Toms River High School North

 Directors Note 

I realize you are viewing the play through contemporary eyes and that the gap between today and the time period of Our Town is well over 100 years. And though the Stage Manager attempts to bridge that divide, she will make no attempt to convince you that Grover’s Corners is a role model of small-town living; she just tells you how it used to be. As the Stage Manager warns us: “Some of the things they’re going to say maybe’ll hurt your feelings – but that’s the way it is.”

 

Our Town is made up solely of shared relationships.
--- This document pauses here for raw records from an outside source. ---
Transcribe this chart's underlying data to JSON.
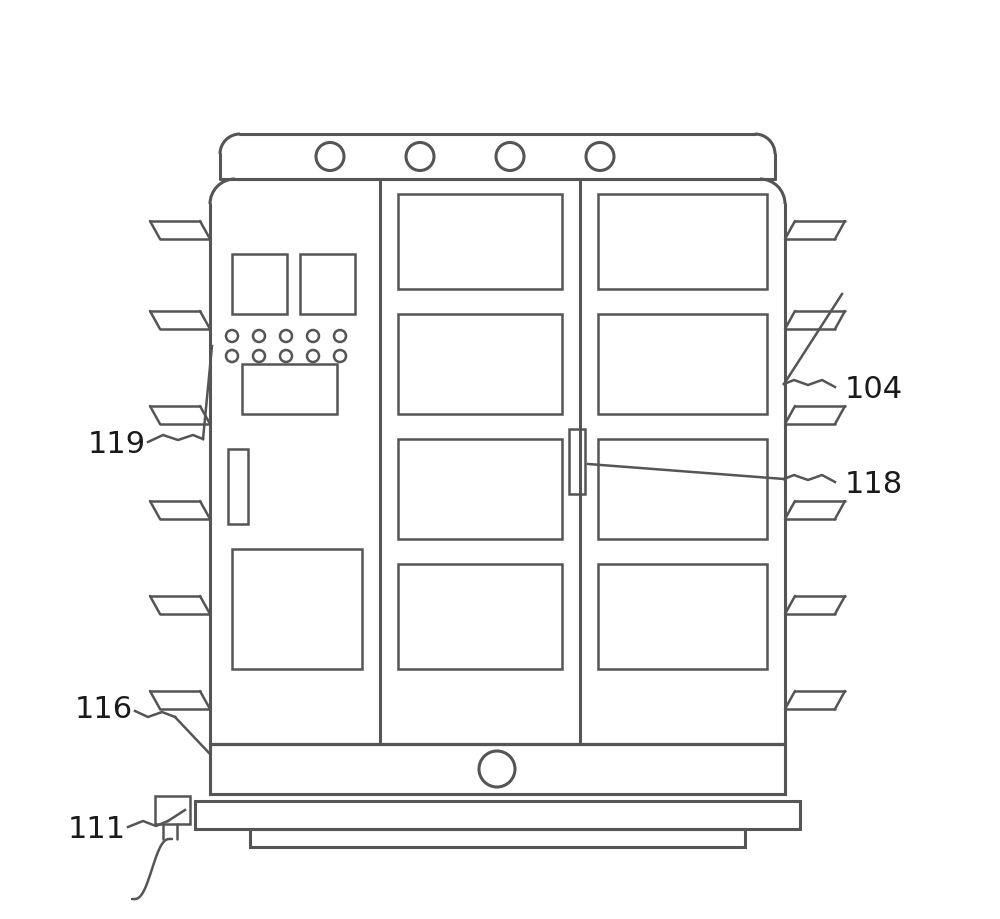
{
  "bg_color": "#ffffff",
  "line_color": "#555555",
  "lw": 1.8,
  "lw_thick": 2.2,
  "fig_w": 10.0,
  "fig_h": 9.2
}
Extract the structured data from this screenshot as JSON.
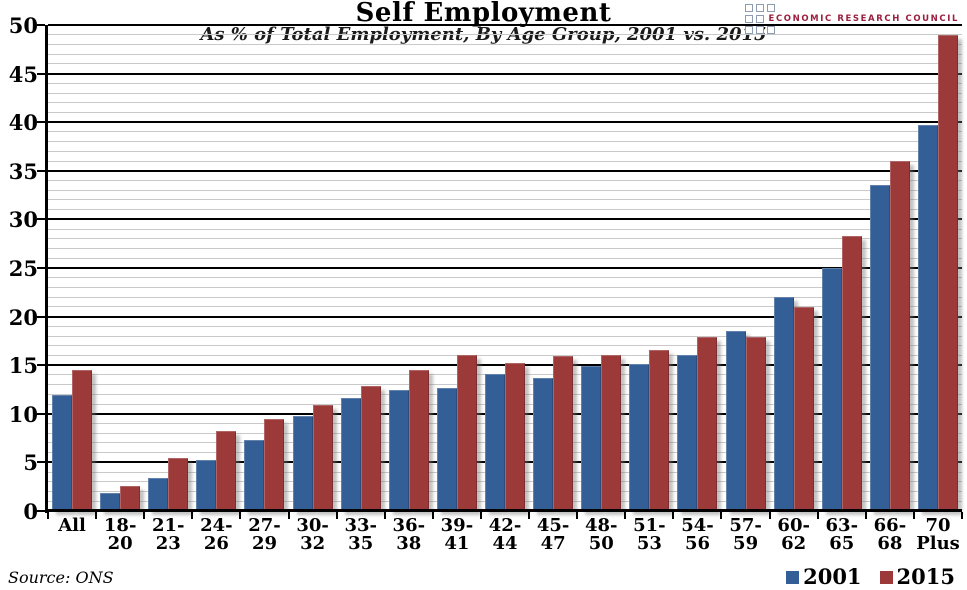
{
  "header": {
    "title": "Self Employment",
    "subtitle": "As % of Total Employment, By Age Group, 2001 vs. 2015"
  },
  "logo": {
    "text": "ECONOMIC RESEARCH COUNCIL",
    "square_color": "#8d9bb3",
    "text_color": "#9b1f3f"
  },
  "source_note": "Source: ONS",
  "legend": [
    {
      "label": "2001",
      "color": "#345f96"
    },
    {
      "label": "2015",
      "color": "#9c3939"
    }
  ],
  "chart_data": {
    "type": "bar",
    "title": "Self Employment",
    "subtitle": "As % of Total Employment, By Age Group, 2001 vs. 2015",
    "categories": [
      "All",
      "18-20",
      "21-23",
      "24-26",
      "27-29",
      "30-32",
      "33-35",
      "36-38",
      "39-41",
      "42-44",
      "45-47",
      "48-50",
      "51-53",
      "54-56",
      "57-59",
      "60-62",
      "63-65",
      "66-68",
      "70 Plus"
    ],
    "series": [
      {
        "name": "2001",
        "color": "#345f96",
        "values": [
          11.9,
          1.9,
          3.4,
          5.2,
          7.3,
          9.8,
          11.6,
          12.5,
          12.7,
          14.1,
          13.7,
          14.9,
          15.1,
          16.0,
          18.5,
          22.0,
          25.0,
          33.5,
          39.7
        ]
      },
      {
        "name": "2015",
        "color": "#9c3939",
        "values": [
          14.5,
          2.6,
          5.5,
          8.2,
          9.5,
          10.9,
          12.9,
          14.5,
          16.0,
          15.2,
          15.9,
          16.0,
          16.6,
          17.9,
          17.9,
          21.0,
          28.3,
          36.0,
          49.0
        ]
      }
    ],
    "xlabel": "",
    "ylabel": "",
    "ylim": [
      0,
      50
    ],
    "y_major_step": 5,
    "y_minor_step": 1,
    "grid": true,
    "gridline_minor_color": "#c9c9c9",
    "gridline_major_color": "#000000",
    "legend_position": "bottom-right",
    "source": "Source: ONS"
  }
}
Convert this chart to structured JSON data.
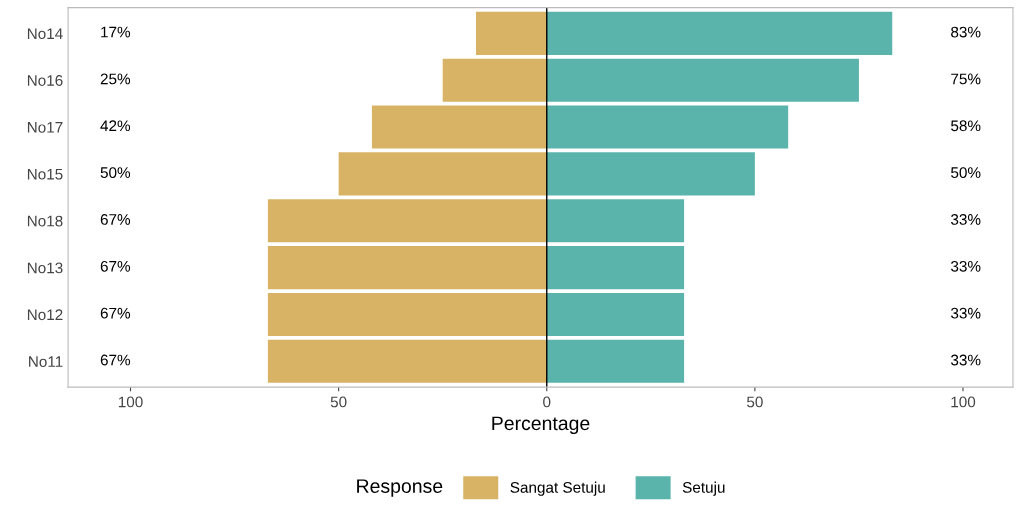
{
  "chart_data": {
    "type": "bar",
    "orientation": "horizontal",
    "categories": [
      "No14",
      "No16",
      "No17",
      "No15",
      "No18",
      "No13",
      "No12",
      "No11"
    ],
    "series": [
      {
        "name": "Sangat Setuju",
        "color": "#d8b365",
        "base": [
          -17,
          -25,
          -42,
          -50,
          -67,
          -67,
          -67,
          -67
        ],
        "values": [
          17,
          25,
          42,
          50,
          67,
          67,
          67,
          67
        ],
        "value_labels": [
          "17%",
          "25%",
          "42%",
          "50%",
          "67%",
          "67%",
          "67%",
          "67%"
        ]
      },
      {
        "name": "Setuju",
        "color": "#5ab4ac",
        "values": [
          83,
          75,
          58,
          50,
          33,
          33,
          33,
          33
        ],
        "value_labels": [
          "83%",
          "75%",
          "58%",
          "50%",
          "33%",
          "33%",
          "33%",
          "33%"
        ]
      }
    ],
    "xlabel": "Percentage",
    "legend_title": "Response",
    "legend": "bottom",
    "grid": false,
    "xlim": [
      -115,
      112
    ],
    "xticks": [
      {
        "value": -100,
        "label": "100"
      },
      {
        "value": -50,
        "label": "50"
      },
      0,
      50,
      100
    ],
    "ref_lines": [
      {
        "axis": "x",
        "value": 0,
        "color": "#000000"
      }
    ]
  }
}
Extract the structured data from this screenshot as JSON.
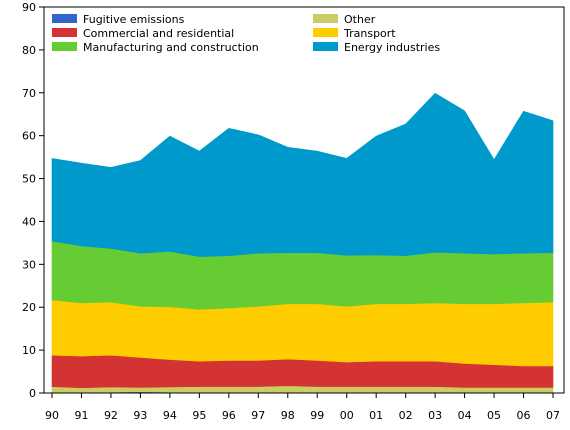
{
  "chart_data": {
    "type": "area",
    "stacked": true,
    "categories": [
      "90",
      "91",
      "92",
      "93",
      "94",
      "95",
      "96",
      "97",
      "98",
      "99",
      "00",
      "01",
      "02",
      "03",
      "04",
      "05",
      "06",
      "07"
    ],
    "ylim": [
      0,
      90
    ],
    "yticks": [
      0,
      10,
      20,
      30,
      40,
      50,
      60,
      70,
      80,
      90
    ],
    "grid": false,
    "legend_position": "top",
    "series": [
      {
        "name": "Fugitive emissions",
        "color": "#3366cc",
        "values": [
          0.2,
          0.2,
          0.2,
          0.3,
          0.2,
          0.2,
          0.2,
          0.2,
          0.2,
          0.2,
          0.2,
          0.2,
          0.2,
          0.2,
          0.2,
          0.2,
          0.2,
          0.2
        ]
      },
      {
        "name": "Other",
        "color": "#cccc66",
        "values": [
          1.3,
          1.0,
          1.2,
          1.0,
          1.2,
          1.3,
          1.3,
          1.3,
          1.5,
          1.3,
          1.3,
          1.3,
          1.3,
          1.3,
          1.1,
          1.1,
          1.1,
          1.1
        ]
      },
      {
        "name": "Commercial and residential",
        "color": "#d43333",
        "values": [
          7.3,
          7.4,
          7.4,
          7.0,
          6.4,
          5.9,
          6.1,
          6.1,
          6.2,
          6.1,
          5.7,
          5.9,
          5.9,
          5.9,
          5.6,
          5.3,
          5.0,
          5.0
        ]
      },
      {
        "name": "Transport",
        "color": "#ffcc00",
        "values": [
          12.9,
          12.4,
          12.4,
          11.9,
          12.3,
          12.1,
          12.2,
          12.6,
          12.9,
          13.2,
          13.0,
          13.4,
          13.4,
          13.6,
          13.9,
          14.2,
          14.7,
          14.9
        ]
      },
      {
        "name": "Manufacturing and construction",
        "color": "#66cc33",
        "values": [
          13.7,
          13.3,
          12.5,
          12.4,
          12.9,
          12.3,
          12.2,
          12.4,
          11.9,
          11.9,
          11.9,
          11.4,
          11.2,
          11.8,
          11.8,
          11.6,
          11.6,
          11.5
        ]
      },
      {
        "name": "Energy industries",
        "color": "#0099cc",
        "values": [
          19.3,
          19.3,
          18.9,
          21.6,
          26.9,
          24.6,
          29.7,
          27.6,
          24.6,
          23.7,
          22.6,
          27.7,
          30.7,
          37.1,
          33.2,
          22.0,
          33.1,
          30.8
        ]
      }
    ],
    "legend_order": [
      "Fugitive emissions",
      "Other",
      "Commercial and residential",
      "Transport",
      "Manufacturing and construction",
      "Energy industries"
    ]
  }
}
Families/friends/neighbors/citizens: this community believes in the goodness of work, usefulness, and commitment, in protecting each other while respecting each other’s privacy, in forgiving and defending, in the freedom to worship, or not, without judgement. They are proud to be a part of the United States of America. 

 

Thornton Wilder felt neither scenery nor props should ever distract from what is occurring between people, so there is nothing in the visual aspect of the play other than a few simple things to help these relationships and values exist. He wishes the audience to enter the play through their own empathies and abilities to imagine. I agree. I like that the theater is completely exposed because the actors have no place to hide.

 

The Stage Manager talks about the Eternal in all human beings, and she doesn’t mean heaven. She means the essence we eventually become after we die - which is determined by the spirit we are when alive. She means Love. This production is interested in those essences – the spirit in which lives are lived and relationships shared.